Open Doors India!

C’est dans le cadre de l’International Film Festival of India de Goa (où je suis membre du jury de la compétition internationale), importante manifestation annuelle qui rassemble toute l’industrie cinématographique indienne, et de son marché, Film Bazaar of India, que nous avons décidé d’organiser la conférence de presse d’Open Doors. Le lieu et la date tombaient sous le bon sens. Il était temps de communiquer les premières informations sur la prochaine édition du festival, qui se déroulera du 3 au 13 août 2011. Il était bien de le faire en Inde, puisque les producteurs et cinéastes indiens sont les premiers concernés. Open Doors, une des sections officielles du festival del film Locarno, est un laboratoire de co-production organisé avec le soutien et la collaboration de la Direction du développement et de la coopération (DDC) du Département fédéral des affaires étrangères (DFAE). Open Doors a pour but principal d’aider les réalisateurs et producteurs de projets sélectionnés (une douzaine seulement) d’un pays ou région du monde (en 2009 la Chine, en 2010 l’Asie Centrale) à trouver des partenaires de co-production, notamment européens, et de réaliser leur film.

Pourquoi l’Inde ? Un peu loin du regard et de l’intérêt des observateurs occidentaux ces dernières années (hormis les fastueuses et exubérantes productions Bollywood capables de ridiculiser en termes de glamour, de star system et d’audience bon nombre de blockbusters hollywoodiens), le cinéma indien revient peu à peu sur le devant de la scène internationale, comme en témoignent quelques films sélectionnés dans les grands festivals. Ce frémissement artistique nous a incité à donner à l’Inde une visibilité exceptionnelle à Locarno en 2011, avec la volonté de promouvoir, d’aider le nouveau cinéma indépendant et les jeunes auteurs indiens.

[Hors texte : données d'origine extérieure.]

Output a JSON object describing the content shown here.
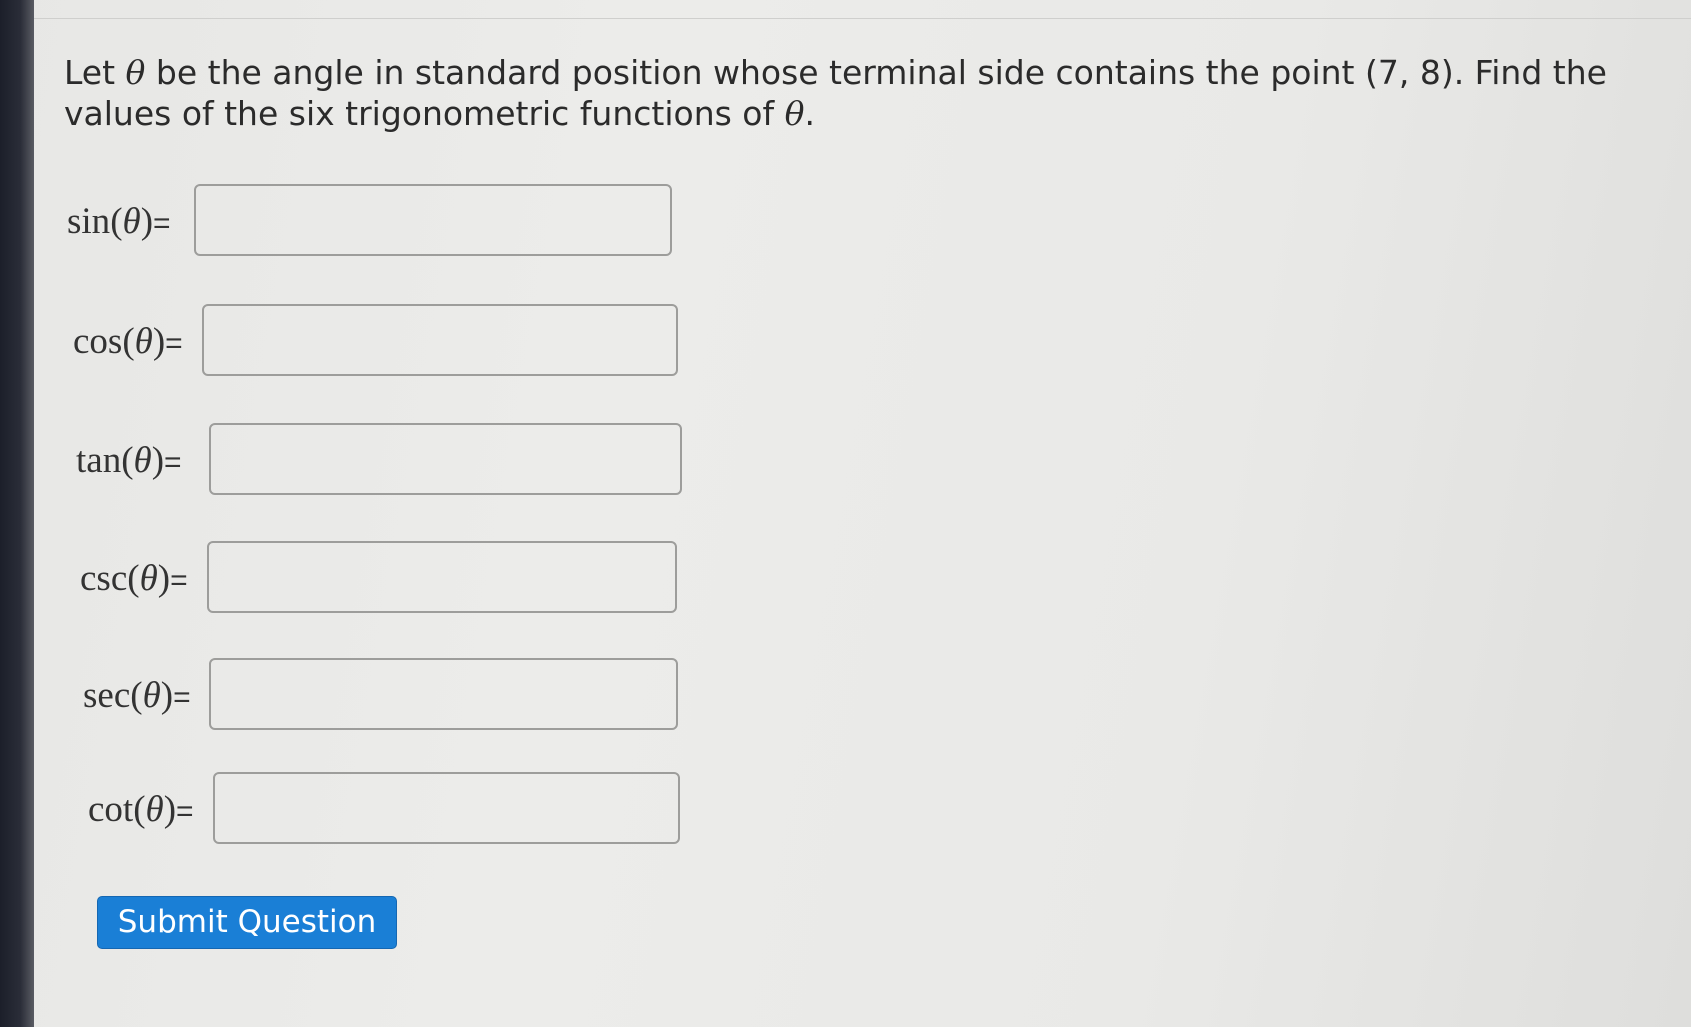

Dans une salle pleine, et devant une assemblée réactive, nous avons donné officiellement le coup d’envoi de cette opération en compagnie de Nadia Dresti, déléguée à la direction artistique et responsable de l’Industry office de Locarno, qui accueille chaque année un nombre croissant de vendeurs, acheteurs et distributeurs de films du monde entier. Beaucoup de questions à l’issue de la présentation, sur les modalités d’inscriptions des projets, la représentation épineuse des différentes langues et régions du « continent » indien, … (Autant d’informations qui sont disponibles dés à présent sur le site du festival.) Open Doors s’intéressera bien sûr à toute l’Inde, sans négliger aucun foyer de production cinématographique, ni aucune culture linguistique. Martina Malacrida, responsable d’Open Doors et sa collaboratrice Natalie Soldini n’étaient pas du voyage (d’autres déplacements sont prévus pour l’année à venir), mais nous avons présenté nos experts indiens, amis de longue date du festival et éminents spécialistes de la production indienne, qui vont nous aider dans la prospection des projets, et la préparation de la prochaine session. Sunil Doshi, Meenakshi Shedde et Uma Da Cunha, qui se consacrera plus particulièrement à l’élaboration d’une rétrospective sur le cinéma indien qui accompagnera Open Doors et permettra au public de Locarno de voir ou revoir un florilège de chefs-d’œuvre et de titres importants de l’histoire extraordinairement riche du cinéma indien, dans des belles copies 35mm.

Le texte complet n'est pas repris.